Carriers participating only in part in the program would have to notify subscribers. “Wireless emergency alerts may not be available in the entire service area or on all devices,” Daly said. Subscribers would be advised to contact a sales representative or to check the carrier’s website.

Daly said his working group will recommend that all warning messages contain the nature of the emergency, what the subscriber should do, the affected area, when the message expires and the sending agency. The group still is deciding what audio signal should accompany the message, including the frequency range, signal duration and interlude between warnings. “We have access to some audio and tactile experts and we're trying to use their expertise,” he said. “Hopefully within the next 30 days or so we will have some recommendations.”

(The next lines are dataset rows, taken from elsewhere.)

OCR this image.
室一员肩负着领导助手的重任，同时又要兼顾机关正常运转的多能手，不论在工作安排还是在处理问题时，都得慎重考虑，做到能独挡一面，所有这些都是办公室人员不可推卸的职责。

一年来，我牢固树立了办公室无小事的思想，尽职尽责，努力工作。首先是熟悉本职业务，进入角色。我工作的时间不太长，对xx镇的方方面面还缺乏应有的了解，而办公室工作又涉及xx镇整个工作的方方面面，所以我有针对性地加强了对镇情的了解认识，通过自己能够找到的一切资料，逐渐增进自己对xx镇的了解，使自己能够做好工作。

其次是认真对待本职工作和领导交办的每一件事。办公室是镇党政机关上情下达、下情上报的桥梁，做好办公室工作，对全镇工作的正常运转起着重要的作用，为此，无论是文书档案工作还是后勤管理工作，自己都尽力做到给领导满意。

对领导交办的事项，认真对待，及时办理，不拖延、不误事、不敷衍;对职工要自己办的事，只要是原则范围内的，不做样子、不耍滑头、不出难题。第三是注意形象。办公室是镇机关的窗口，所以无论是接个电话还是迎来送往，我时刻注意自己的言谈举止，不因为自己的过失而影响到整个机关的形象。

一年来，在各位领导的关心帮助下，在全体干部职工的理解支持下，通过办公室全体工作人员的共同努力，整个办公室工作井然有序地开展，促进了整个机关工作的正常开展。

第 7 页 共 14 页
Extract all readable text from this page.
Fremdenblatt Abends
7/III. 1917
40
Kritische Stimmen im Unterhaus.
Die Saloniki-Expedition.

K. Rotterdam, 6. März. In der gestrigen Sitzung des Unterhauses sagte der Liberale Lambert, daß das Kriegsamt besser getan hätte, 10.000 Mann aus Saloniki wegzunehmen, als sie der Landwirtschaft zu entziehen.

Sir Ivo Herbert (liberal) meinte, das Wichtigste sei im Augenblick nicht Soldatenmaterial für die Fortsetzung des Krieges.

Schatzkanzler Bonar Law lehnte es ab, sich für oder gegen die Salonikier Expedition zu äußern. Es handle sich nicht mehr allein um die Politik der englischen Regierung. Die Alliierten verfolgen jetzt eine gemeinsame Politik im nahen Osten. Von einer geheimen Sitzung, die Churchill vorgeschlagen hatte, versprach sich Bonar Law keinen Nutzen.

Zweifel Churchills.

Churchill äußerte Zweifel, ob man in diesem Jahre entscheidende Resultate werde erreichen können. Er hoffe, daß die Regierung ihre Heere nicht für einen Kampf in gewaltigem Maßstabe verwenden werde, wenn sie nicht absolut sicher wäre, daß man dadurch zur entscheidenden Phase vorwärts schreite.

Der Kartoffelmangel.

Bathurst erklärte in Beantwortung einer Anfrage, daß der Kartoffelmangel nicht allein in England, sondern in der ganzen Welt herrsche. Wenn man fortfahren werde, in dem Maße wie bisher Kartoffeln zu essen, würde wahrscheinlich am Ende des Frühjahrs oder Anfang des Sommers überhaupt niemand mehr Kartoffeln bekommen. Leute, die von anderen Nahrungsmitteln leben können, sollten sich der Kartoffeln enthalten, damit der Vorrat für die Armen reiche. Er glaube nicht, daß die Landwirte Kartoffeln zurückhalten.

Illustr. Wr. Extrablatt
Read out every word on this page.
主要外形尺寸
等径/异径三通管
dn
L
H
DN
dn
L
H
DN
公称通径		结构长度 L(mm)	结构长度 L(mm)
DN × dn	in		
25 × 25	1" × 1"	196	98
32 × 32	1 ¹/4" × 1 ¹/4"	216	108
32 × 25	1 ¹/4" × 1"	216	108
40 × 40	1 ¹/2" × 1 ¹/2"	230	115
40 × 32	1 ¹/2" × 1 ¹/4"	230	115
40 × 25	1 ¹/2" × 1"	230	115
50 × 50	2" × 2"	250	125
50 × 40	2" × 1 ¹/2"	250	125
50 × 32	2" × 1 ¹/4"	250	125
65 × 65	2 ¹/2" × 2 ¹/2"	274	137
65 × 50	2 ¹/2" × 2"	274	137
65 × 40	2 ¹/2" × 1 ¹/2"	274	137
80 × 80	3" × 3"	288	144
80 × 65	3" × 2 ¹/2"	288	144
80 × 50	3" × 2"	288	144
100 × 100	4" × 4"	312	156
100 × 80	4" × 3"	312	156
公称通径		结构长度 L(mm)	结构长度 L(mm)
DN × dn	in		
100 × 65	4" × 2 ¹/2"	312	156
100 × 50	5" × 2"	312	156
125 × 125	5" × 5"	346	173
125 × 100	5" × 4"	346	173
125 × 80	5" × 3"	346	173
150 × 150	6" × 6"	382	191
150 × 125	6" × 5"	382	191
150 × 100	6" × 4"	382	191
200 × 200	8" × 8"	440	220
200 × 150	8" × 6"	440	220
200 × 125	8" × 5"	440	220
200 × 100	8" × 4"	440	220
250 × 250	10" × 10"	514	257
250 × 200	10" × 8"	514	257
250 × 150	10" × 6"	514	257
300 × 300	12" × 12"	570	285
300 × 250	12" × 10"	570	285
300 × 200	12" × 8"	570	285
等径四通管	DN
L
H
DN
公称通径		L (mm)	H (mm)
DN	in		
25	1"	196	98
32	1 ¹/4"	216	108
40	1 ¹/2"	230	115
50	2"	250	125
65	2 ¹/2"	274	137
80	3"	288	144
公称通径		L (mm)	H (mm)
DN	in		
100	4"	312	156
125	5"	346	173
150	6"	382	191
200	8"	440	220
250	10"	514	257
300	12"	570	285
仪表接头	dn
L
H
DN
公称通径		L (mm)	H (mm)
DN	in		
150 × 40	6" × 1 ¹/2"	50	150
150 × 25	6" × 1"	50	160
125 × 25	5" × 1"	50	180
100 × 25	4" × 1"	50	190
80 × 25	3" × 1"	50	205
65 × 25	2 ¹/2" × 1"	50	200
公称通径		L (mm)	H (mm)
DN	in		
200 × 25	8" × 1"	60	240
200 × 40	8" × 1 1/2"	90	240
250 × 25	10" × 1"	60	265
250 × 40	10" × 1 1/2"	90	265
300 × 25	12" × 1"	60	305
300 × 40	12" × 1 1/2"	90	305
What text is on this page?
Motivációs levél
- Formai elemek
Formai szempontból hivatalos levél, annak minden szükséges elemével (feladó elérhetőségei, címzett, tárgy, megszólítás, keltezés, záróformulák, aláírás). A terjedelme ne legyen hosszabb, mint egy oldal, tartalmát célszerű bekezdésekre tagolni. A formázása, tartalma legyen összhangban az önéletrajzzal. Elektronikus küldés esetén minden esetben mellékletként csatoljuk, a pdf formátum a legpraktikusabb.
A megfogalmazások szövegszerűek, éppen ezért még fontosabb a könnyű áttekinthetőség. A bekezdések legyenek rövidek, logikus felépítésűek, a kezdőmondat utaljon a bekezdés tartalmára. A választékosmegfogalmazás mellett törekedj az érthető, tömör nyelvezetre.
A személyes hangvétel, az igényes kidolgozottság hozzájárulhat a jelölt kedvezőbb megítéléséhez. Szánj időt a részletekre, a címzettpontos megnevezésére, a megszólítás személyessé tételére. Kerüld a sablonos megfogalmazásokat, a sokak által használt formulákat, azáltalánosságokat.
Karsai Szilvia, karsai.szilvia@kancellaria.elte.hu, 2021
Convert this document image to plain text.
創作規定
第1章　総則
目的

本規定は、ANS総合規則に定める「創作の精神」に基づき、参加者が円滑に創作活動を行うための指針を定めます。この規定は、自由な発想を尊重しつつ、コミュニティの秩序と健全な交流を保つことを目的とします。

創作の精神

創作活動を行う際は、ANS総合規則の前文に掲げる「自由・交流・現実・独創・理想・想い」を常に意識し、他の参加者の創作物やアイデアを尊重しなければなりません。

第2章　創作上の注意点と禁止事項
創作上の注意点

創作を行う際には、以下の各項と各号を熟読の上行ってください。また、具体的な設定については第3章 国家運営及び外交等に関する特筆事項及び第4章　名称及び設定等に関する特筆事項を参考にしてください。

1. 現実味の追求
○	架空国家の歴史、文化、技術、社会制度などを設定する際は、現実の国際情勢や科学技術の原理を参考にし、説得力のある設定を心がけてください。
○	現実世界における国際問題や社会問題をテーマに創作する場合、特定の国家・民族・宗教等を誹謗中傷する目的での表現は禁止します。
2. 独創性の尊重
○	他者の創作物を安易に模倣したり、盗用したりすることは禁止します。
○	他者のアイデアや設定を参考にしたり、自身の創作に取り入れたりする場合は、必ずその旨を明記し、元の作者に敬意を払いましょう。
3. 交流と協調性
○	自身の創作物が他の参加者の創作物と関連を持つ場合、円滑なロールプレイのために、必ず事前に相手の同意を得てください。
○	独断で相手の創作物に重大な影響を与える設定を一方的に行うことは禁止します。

Work remains on filtering logic, or how the gateway determines which messages must be broadcast, and other issues, said Anthony Melone of Verizon Wireless, leader of the Alerting Gateway Group. “Messages will come in in sequences and updates and cancellations will come in,” he said. “We can’t assume that all of those messages will be logical.” For example, he said, the original message may come in with a low warning level that does not pass the filter. It makes no sense to respond by transmitting a cancellation that comes into the gateway at a higher severity level, he said.

As many as 25,000 alerts will be broadcast at various levels each year, Melone said. The alert gateway being created should have no trouble handling this volume, he said. “What does the alert gateway need to handle on a per second basis?” he said. “We came up with 300 messages per second would be more than adequate in the expected initial volume… Quite frankly, the capacity limitations on this architecture will be based on what the service providers can handle as opposed to what the alert gateway can handle.”

Recent Alerting Interface Group meetings have focused on rules to guarantee that messages broadcast are accurate, said group leader David Webb of the Federal Emergency Management Agency. These requirements include reliable attribution of all messages to an individual sender, acceptances by individuals holding a specified credential or from a certified system and countersigning by a second credentialed sender. All messages will be logged and entered into the system so they can be audited.

The group has decided that messages should be forwarded on a “first in, first out” basis, though presidential warnings will get top priority, Webb said. The gateway, not the service provider, determines the order in which messages are to be delivered.

Another issue being worked out is minimizing battery drain in wireless devices built with new emergency alert capacity. “Battery life is still an open issue,” said Jeff Goldthorp of the FCC. “We were hoping to have that resolved at this meeting but there are some questions lingering.”